The project provides an integrated irrigation-energy planning framework to identify groundwater irrigation development potentials in Ethiopia under three energy solutions: grid-connected electricity, off-grid solar PV, and diesel. It presents least cost energy options to produce vegetables, maize, wheat, and pulses with small scale irrigation in different parts of the country under combined biophysical and socioeconomic constraints.
The project involves modeling irrigation water demand for the selected crops, estimating energy requirements for irrigation, estimating the costs of meeting the energy requirements under the three energy options, and estimating the national irrigation development potential in Ethiopia with a cost-effective placement of the energy options.
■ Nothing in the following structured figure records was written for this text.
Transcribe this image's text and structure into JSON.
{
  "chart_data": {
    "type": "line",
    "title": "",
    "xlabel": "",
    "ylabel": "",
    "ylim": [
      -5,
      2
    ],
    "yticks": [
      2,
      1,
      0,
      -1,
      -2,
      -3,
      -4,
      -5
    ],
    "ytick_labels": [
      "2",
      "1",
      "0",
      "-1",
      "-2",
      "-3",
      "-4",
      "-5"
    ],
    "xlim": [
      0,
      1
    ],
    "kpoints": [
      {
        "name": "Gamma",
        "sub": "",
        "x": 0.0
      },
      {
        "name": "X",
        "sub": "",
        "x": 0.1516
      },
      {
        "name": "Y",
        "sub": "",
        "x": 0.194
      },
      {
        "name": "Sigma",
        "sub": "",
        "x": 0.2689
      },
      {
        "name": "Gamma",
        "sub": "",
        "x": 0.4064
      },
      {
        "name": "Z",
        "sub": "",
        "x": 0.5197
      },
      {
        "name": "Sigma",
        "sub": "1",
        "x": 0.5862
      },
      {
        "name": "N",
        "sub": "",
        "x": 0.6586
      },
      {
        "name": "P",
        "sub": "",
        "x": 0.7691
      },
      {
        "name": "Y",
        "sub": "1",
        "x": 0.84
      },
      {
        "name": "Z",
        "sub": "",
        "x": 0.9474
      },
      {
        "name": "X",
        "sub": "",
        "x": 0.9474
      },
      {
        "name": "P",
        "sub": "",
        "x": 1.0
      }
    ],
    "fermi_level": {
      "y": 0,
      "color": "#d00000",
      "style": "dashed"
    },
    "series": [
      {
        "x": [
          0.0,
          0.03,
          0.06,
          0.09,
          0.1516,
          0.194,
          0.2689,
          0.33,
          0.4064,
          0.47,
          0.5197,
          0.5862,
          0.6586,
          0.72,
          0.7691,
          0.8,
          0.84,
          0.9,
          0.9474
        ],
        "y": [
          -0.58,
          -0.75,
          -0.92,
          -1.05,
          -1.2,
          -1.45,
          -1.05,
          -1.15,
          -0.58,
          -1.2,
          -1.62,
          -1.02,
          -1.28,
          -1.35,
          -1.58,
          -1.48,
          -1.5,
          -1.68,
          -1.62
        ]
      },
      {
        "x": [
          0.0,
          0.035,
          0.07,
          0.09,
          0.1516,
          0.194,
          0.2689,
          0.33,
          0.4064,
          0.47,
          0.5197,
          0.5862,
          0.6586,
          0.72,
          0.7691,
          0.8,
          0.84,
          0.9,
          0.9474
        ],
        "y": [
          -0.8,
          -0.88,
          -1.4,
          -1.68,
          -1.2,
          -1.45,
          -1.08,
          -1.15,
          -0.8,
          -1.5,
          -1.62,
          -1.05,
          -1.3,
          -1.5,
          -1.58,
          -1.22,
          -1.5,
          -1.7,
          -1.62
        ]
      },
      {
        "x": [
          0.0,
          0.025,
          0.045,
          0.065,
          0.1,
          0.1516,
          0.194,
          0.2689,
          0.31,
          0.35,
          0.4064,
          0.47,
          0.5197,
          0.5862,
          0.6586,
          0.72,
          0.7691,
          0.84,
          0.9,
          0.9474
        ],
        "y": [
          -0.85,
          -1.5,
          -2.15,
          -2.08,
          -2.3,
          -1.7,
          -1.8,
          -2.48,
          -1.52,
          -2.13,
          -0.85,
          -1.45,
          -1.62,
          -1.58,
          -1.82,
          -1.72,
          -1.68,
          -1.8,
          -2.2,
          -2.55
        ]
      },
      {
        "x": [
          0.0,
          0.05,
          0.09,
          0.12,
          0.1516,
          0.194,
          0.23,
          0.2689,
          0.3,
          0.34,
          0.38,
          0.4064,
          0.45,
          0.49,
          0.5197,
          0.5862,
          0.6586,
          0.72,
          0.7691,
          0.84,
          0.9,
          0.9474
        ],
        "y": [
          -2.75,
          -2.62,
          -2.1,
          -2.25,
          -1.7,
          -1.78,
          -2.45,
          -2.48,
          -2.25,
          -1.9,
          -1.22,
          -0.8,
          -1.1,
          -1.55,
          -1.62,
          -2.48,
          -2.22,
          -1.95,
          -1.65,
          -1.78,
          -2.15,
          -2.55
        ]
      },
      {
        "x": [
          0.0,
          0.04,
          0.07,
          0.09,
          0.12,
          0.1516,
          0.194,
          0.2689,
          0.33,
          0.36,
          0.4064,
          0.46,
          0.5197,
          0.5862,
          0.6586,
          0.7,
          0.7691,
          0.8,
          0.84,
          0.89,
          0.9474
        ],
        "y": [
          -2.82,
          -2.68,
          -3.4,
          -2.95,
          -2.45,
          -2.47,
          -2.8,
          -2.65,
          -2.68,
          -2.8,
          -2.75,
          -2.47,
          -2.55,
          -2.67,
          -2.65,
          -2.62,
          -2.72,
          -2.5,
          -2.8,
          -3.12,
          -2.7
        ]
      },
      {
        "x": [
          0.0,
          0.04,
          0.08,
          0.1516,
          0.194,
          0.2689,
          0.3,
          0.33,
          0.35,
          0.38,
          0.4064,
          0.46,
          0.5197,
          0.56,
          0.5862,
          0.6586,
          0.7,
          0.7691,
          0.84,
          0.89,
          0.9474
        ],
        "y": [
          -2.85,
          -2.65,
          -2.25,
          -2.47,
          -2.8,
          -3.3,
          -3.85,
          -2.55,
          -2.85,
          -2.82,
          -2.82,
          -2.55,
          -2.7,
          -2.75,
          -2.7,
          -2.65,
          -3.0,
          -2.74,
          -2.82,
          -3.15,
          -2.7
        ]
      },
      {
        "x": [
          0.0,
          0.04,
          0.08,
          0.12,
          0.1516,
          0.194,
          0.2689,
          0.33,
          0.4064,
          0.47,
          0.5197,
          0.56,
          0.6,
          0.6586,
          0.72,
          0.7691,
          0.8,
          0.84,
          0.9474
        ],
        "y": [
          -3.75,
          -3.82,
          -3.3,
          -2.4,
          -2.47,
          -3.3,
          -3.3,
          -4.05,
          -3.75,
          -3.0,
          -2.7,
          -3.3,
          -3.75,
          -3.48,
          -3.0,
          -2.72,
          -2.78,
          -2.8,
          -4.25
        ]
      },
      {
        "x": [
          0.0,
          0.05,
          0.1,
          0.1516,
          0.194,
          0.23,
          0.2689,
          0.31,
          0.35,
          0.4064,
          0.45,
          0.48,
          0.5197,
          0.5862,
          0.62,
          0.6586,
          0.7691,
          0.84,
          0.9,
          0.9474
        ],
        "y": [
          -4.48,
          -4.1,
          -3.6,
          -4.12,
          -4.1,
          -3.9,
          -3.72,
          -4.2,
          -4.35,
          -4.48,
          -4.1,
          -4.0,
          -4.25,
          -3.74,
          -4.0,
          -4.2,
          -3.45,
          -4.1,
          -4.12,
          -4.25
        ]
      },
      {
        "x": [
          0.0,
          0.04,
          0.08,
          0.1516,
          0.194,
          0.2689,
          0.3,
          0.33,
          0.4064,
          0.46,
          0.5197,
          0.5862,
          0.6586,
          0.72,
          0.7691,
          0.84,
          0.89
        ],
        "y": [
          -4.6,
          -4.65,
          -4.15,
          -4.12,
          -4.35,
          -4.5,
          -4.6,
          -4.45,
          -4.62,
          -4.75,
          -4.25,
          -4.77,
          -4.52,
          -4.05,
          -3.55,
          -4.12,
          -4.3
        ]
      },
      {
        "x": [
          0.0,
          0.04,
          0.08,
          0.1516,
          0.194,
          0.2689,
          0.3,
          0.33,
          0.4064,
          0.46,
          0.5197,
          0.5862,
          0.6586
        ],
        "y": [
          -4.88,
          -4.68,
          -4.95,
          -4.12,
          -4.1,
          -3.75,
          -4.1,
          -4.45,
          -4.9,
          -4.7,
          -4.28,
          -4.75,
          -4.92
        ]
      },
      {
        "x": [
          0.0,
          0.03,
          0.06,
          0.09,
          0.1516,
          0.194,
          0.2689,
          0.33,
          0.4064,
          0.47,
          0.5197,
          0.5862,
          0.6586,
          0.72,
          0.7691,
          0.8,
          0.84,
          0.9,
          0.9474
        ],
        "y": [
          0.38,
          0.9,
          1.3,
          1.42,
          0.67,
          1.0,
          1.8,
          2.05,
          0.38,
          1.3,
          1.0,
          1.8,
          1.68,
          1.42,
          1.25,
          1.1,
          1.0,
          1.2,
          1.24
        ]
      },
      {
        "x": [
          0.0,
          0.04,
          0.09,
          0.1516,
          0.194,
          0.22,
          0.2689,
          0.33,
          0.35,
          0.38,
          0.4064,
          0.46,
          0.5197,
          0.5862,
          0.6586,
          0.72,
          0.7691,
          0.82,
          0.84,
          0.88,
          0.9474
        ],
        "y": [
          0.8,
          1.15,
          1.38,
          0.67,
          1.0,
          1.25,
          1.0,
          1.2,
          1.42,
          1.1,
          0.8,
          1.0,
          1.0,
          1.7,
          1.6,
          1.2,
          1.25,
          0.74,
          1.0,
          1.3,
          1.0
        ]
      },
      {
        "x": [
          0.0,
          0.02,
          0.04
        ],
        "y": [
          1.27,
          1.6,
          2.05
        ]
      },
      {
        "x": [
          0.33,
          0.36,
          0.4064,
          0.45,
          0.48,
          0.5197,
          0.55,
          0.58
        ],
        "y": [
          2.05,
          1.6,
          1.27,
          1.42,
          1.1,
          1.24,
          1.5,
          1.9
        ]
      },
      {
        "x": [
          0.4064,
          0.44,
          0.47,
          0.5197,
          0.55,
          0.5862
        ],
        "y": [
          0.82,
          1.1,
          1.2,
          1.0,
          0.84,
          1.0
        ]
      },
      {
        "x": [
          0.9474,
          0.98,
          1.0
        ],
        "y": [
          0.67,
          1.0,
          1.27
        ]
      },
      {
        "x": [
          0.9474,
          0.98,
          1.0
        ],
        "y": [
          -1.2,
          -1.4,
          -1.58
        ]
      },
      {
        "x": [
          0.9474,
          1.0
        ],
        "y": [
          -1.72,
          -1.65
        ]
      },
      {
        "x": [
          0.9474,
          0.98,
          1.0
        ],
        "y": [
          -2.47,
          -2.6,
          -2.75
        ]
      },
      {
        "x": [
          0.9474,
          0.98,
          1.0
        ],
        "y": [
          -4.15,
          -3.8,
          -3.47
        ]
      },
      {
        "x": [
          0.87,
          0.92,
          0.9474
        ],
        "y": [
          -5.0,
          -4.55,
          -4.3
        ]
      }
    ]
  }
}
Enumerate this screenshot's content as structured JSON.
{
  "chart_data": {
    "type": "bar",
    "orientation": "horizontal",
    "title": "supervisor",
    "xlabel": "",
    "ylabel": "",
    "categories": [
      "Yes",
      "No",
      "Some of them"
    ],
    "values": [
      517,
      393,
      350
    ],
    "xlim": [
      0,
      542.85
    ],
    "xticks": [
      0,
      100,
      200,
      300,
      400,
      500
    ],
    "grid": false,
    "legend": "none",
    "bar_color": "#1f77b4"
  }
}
The project updated previous irrigation suitability maps for Ethiopia with spatially explicit least-cost energy alternatives for irrigation development with groundwater resources. The analysis shows that by 2030, there is a potential to add more than 1.05 million hectares of groundwater irrigated area to produce maize, wheat, vegetables, and pulses with small scale irrigation in Ethiopia, and off-grid energy solutions, including solar PV, will play important roles in the effort to develop groundwater-based irrigated agriculture in the country. For about 25 percent of this potential, solar irrigation is the most cost efficient, while on-grid electricity is the most cost efficient for about 43 percent of the potential. Diesel is the most cost efficient of the three energy options for about 32 percent of the potential. The methodological details and assumptions of the study, along with crop specific variations in the results, are provided in an EEG working paper by Xie and Mekonnen (2022) and the accompanying policy brief.
In addition, the project includes micro-econometric studies on how net crop returns differ by the type of energy source used to access water for irrigation and on households’ choices of electric appliances.